The statement came in response to a US affidavit which stated Pakistan's intelligence service and former chiefs enjoy immunity from the 2008 Mumbai attacks. The Indian government believes Pakistan's intelligence service was behind the attacks, which left 166 people dead.

December 20, 2012

The statement came in response to a US affidavit which stated Pakistan's intelligence service and former chiefs enjoy immunity from the 2008 Mumbai attacks. The Indian government believes Pakistan's intelligence service was behind the attacks, which left 166 people dead.

India on Wednesday called a declaration that Pakistan's intelligence service and former chiefs enjoy immunity in a case related to the 2008 Mumbai attacks a "serious disappointment."

The Indian government has long asserted that Pakistan's powerful Inter-Services Intelligence agency was behind the Islamist attacks which left 166 people dead — an accusation denied by Islamabad.

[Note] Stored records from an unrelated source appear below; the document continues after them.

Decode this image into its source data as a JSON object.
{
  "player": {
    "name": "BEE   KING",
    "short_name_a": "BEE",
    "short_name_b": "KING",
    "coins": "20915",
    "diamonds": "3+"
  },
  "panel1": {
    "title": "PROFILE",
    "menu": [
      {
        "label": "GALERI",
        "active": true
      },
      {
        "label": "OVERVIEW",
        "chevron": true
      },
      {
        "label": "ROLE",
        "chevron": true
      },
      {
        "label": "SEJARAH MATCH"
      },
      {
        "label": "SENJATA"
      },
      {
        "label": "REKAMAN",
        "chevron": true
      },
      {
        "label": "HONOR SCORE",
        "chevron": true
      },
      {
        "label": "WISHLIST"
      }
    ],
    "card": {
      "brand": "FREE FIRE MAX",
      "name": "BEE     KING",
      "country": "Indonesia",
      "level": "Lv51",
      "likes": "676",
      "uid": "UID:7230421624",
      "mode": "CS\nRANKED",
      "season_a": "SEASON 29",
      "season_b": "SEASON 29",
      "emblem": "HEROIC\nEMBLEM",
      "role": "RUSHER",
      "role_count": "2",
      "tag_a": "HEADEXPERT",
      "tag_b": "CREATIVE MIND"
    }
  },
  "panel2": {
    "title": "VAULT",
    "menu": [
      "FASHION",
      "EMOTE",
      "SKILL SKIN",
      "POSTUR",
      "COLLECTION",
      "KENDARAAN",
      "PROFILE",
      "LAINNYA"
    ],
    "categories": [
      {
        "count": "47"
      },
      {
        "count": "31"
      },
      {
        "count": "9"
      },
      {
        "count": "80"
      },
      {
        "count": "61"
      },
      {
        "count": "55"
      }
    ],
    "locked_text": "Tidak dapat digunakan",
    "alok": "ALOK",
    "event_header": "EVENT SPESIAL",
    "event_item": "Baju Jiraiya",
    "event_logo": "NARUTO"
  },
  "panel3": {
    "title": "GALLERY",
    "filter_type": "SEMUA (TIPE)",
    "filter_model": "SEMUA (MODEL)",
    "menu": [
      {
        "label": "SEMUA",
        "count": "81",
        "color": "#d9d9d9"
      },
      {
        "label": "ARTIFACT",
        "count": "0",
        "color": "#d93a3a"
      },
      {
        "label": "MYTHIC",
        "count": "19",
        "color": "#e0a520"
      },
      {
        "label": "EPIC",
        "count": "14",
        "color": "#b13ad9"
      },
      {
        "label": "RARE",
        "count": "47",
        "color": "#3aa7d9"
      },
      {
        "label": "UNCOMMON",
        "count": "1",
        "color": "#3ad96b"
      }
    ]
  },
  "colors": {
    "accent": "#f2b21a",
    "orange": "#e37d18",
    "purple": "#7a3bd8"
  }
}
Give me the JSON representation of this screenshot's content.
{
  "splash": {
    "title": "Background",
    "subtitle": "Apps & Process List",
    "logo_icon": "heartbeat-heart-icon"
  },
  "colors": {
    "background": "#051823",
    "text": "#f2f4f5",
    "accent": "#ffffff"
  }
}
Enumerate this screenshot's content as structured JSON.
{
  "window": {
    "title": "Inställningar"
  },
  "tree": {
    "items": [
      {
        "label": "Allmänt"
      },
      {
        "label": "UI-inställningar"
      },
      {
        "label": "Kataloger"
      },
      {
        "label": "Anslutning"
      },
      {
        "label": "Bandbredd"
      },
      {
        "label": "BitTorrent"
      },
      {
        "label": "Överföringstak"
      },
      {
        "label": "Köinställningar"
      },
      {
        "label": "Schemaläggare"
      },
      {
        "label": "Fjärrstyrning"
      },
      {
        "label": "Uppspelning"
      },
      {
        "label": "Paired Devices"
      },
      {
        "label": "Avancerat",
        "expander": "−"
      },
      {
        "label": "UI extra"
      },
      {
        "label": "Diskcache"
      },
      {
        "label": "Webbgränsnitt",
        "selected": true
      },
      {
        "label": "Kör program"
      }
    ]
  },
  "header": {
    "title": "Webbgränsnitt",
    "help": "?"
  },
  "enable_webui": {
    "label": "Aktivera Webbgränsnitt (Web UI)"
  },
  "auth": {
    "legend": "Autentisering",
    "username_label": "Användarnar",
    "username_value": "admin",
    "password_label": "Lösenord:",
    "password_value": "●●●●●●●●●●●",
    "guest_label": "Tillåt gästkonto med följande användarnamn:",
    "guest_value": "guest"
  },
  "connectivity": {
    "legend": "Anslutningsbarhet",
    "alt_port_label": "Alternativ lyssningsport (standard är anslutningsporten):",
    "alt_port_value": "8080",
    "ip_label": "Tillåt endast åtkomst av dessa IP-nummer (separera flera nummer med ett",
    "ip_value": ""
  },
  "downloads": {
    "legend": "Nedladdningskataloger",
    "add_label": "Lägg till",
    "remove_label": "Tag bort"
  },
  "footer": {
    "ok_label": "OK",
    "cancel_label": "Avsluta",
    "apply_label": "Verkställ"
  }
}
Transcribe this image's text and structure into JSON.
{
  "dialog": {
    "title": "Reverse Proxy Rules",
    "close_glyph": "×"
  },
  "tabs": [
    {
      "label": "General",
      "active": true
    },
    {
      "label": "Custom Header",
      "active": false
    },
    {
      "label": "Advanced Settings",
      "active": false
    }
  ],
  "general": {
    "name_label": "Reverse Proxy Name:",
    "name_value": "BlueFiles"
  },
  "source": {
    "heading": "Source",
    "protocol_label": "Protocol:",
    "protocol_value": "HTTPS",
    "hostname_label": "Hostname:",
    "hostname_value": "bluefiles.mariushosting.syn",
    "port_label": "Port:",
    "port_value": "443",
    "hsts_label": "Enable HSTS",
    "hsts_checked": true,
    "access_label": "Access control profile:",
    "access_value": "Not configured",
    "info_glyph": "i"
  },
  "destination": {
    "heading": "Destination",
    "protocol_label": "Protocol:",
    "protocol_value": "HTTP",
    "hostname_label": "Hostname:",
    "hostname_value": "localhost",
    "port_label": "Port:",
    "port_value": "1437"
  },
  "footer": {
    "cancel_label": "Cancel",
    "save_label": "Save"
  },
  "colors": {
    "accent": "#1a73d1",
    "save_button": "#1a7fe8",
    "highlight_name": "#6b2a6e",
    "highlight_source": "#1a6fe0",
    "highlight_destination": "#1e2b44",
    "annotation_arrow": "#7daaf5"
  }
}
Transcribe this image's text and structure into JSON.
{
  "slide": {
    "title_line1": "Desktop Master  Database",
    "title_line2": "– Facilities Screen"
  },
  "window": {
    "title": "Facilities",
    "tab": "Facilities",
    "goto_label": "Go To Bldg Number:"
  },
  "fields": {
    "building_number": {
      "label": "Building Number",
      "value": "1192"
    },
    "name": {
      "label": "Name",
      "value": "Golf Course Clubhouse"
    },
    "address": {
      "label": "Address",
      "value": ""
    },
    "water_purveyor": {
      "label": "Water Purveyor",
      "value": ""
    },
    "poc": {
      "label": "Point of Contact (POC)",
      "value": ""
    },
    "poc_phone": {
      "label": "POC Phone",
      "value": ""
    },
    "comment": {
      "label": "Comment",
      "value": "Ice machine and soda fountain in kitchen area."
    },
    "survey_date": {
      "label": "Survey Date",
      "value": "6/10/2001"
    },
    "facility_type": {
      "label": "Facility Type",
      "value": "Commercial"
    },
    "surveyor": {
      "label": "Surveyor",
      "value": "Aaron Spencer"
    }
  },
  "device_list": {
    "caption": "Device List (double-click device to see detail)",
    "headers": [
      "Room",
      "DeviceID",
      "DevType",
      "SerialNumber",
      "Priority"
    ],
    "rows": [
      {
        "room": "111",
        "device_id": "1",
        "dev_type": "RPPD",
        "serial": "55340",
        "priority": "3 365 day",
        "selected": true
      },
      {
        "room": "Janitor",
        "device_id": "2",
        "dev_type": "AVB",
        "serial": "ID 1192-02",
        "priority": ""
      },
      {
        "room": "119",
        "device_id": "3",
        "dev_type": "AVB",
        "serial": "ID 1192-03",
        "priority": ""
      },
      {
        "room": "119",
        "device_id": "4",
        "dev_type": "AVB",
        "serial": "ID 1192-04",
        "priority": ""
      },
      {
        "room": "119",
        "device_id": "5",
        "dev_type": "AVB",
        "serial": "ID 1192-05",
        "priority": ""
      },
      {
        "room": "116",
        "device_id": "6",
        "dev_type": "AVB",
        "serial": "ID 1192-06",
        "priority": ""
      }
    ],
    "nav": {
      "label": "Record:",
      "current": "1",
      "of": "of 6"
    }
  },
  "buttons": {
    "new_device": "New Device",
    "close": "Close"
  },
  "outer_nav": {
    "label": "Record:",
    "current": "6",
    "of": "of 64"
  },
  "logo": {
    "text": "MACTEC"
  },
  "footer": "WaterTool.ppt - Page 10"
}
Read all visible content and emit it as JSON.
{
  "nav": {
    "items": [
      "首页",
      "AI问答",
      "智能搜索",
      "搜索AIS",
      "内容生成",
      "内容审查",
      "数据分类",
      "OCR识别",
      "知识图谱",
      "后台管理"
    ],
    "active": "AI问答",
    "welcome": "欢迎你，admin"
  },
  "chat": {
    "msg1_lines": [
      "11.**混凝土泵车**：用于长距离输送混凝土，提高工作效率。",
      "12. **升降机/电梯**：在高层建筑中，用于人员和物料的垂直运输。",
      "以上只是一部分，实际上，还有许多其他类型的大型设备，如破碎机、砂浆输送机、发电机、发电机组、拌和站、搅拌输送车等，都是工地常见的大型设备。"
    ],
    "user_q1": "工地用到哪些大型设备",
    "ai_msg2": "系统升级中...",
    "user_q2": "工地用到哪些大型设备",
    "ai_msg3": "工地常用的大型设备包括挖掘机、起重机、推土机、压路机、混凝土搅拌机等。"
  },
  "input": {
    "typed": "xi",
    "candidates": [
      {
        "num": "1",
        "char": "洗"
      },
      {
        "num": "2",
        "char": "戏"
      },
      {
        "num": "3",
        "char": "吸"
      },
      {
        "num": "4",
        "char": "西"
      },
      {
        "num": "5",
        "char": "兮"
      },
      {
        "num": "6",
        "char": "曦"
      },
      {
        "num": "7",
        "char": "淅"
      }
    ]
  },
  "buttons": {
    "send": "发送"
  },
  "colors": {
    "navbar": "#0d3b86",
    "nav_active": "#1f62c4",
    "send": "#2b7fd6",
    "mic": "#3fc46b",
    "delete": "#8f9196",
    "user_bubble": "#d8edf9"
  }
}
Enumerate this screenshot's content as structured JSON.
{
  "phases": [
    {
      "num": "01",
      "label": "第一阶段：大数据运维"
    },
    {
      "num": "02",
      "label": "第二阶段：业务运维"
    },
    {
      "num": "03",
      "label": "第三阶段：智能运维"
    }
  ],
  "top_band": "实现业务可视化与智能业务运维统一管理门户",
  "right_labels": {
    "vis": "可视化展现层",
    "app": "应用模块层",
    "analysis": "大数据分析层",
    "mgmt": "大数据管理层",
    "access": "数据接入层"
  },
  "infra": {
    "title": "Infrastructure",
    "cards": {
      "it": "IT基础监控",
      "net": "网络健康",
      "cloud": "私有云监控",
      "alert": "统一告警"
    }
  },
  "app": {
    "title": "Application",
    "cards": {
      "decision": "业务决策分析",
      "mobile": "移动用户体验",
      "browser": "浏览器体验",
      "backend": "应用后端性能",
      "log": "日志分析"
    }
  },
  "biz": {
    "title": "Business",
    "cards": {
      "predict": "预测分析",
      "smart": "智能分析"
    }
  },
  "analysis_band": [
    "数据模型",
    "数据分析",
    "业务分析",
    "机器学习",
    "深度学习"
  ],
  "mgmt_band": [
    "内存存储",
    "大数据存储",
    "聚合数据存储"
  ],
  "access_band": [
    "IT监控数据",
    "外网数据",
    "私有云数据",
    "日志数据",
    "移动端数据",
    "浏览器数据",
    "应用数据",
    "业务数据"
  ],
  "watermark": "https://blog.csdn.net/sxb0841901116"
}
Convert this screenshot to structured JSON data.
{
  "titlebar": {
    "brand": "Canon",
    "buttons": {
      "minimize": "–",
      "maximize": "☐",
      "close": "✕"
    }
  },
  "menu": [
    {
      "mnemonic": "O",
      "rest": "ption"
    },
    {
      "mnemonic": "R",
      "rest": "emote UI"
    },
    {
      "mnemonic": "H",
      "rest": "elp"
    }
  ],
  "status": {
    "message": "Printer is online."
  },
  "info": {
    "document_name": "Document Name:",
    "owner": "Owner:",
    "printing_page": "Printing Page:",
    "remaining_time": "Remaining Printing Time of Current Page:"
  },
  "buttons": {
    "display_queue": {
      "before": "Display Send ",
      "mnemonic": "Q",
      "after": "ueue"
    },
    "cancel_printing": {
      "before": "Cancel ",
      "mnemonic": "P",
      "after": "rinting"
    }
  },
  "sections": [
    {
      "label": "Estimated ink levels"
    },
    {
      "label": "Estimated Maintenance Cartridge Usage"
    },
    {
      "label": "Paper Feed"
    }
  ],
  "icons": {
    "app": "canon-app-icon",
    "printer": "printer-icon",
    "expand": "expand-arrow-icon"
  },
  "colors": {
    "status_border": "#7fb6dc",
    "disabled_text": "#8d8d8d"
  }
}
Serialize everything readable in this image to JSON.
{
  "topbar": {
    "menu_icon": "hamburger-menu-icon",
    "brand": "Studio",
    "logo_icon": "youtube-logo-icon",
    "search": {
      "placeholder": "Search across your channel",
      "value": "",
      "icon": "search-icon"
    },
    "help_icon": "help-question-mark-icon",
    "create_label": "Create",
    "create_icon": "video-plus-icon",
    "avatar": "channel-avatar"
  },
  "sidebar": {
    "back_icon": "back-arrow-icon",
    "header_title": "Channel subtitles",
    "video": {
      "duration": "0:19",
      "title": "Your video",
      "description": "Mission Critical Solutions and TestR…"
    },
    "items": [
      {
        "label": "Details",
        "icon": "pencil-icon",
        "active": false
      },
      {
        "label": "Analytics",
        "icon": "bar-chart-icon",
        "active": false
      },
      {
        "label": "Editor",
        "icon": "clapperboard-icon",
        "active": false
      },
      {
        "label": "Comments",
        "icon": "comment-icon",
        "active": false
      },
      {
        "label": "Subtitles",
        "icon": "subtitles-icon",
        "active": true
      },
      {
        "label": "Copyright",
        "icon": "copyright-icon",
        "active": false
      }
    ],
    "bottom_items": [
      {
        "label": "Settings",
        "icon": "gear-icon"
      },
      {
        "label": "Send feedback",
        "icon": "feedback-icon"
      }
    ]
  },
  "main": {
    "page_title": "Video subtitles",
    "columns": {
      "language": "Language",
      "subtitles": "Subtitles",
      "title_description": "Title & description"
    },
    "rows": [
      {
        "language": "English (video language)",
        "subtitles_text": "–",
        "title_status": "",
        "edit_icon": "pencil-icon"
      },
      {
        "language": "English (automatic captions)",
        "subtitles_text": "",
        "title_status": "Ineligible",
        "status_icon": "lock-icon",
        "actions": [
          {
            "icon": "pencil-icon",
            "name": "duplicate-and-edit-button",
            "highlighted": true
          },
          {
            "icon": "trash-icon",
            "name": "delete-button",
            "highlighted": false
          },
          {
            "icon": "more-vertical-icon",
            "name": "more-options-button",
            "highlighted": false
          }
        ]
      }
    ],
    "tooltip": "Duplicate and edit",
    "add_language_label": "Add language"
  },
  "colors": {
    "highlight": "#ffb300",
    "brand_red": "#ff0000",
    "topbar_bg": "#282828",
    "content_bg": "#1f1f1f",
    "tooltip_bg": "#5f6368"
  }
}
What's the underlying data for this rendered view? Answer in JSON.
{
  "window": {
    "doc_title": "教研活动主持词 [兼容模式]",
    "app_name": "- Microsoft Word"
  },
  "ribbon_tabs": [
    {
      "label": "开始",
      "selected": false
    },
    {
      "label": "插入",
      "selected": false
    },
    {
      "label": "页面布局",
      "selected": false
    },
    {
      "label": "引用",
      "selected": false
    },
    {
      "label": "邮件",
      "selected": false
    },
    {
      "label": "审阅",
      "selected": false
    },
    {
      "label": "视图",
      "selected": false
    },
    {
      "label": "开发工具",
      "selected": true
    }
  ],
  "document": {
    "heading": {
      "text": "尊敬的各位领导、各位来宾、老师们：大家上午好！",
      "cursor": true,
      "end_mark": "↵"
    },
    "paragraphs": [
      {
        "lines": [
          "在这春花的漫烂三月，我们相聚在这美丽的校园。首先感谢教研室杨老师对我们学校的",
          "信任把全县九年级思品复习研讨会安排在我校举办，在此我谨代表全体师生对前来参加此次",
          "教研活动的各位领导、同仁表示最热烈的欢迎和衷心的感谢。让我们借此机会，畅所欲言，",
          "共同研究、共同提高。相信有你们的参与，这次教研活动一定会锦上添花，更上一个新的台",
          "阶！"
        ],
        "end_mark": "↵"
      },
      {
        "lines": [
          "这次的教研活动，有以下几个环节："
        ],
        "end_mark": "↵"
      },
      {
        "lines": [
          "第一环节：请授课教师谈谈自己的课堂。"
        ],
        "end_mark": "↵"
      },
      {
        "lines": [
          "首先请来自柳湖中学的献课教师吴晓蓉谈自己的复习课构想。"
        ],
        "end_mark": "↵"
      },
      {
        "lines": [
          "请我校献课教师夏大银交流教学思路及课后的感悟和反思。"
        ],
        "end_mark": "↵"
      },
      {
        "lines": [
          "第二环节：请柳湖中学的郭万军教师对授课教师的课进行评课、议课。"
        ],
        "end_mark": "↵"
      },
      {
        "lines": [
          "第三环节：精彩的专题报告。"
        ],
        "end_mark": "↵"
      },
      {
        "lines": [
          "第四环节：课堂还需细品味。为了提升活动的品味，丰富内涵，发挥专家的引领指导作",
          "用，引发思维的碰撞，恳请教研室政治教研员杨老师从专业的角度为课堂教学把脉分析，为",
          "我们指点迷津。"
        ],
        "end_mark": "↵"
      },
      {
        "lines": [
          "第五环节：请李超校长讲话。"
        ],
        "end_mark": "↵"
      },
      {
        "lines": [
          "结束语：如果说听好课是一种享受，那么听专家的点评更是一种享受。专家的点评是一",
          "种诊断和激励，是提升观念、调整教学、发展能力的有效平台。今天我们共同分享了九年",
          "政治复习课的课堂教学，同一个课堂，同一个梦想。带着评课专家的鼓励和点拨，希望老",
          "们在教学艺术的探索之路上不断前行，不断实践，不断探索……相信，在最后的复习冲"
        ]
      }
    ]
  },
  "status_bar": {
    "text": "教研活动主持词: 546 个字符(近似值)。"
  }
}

The Indian statement was in response to an affidavit filed in a US court earlier in the week in which the US government said Pakistan's ISI and its former chiefs, Ahmed Shuja Pasha and Nadeem Taj, "enjoy immunity" in the Mumbai attacks.

The US affidavit is "a matter of deep and abiding concern," the Indian government statement said, noting Washington has publicly said it is committed to bringing "those responsible for the Mumbai terror attacks to justice."

"The decision of the US authorities in this case is a cause of serious disappointment," said the Indian statement.

The New York federal court is hearing a case filed by US survivors of the Mumbai attacks and family members of the victims against Pasha, Taj and other ISI officials.

Leaders of Lashkar-e-Taiba (LeT) militant group, including its founder Mohammed Hafiz Saeed, are also named in the suit. India has accused Pakistan's ISI of collaborating with the LeT to mount the attacks.

The US government insisted in its affidavit that Pakistan must take steps to dismantle the LeT and support India's efforts to counter militant threats, according to the Press Trust of India (PTI).

But at the same time the affidavit said, "the ISI is entitled to immunity because it is part of a foreign state," the PTI report stated.

India last month hanged Pakistani national Mohammed Ajmal Kasab, the lone surviving gunman of 10 attackers who raided targets including top hotels and a Mumbai railway station while holding elite Indian special forces at bay.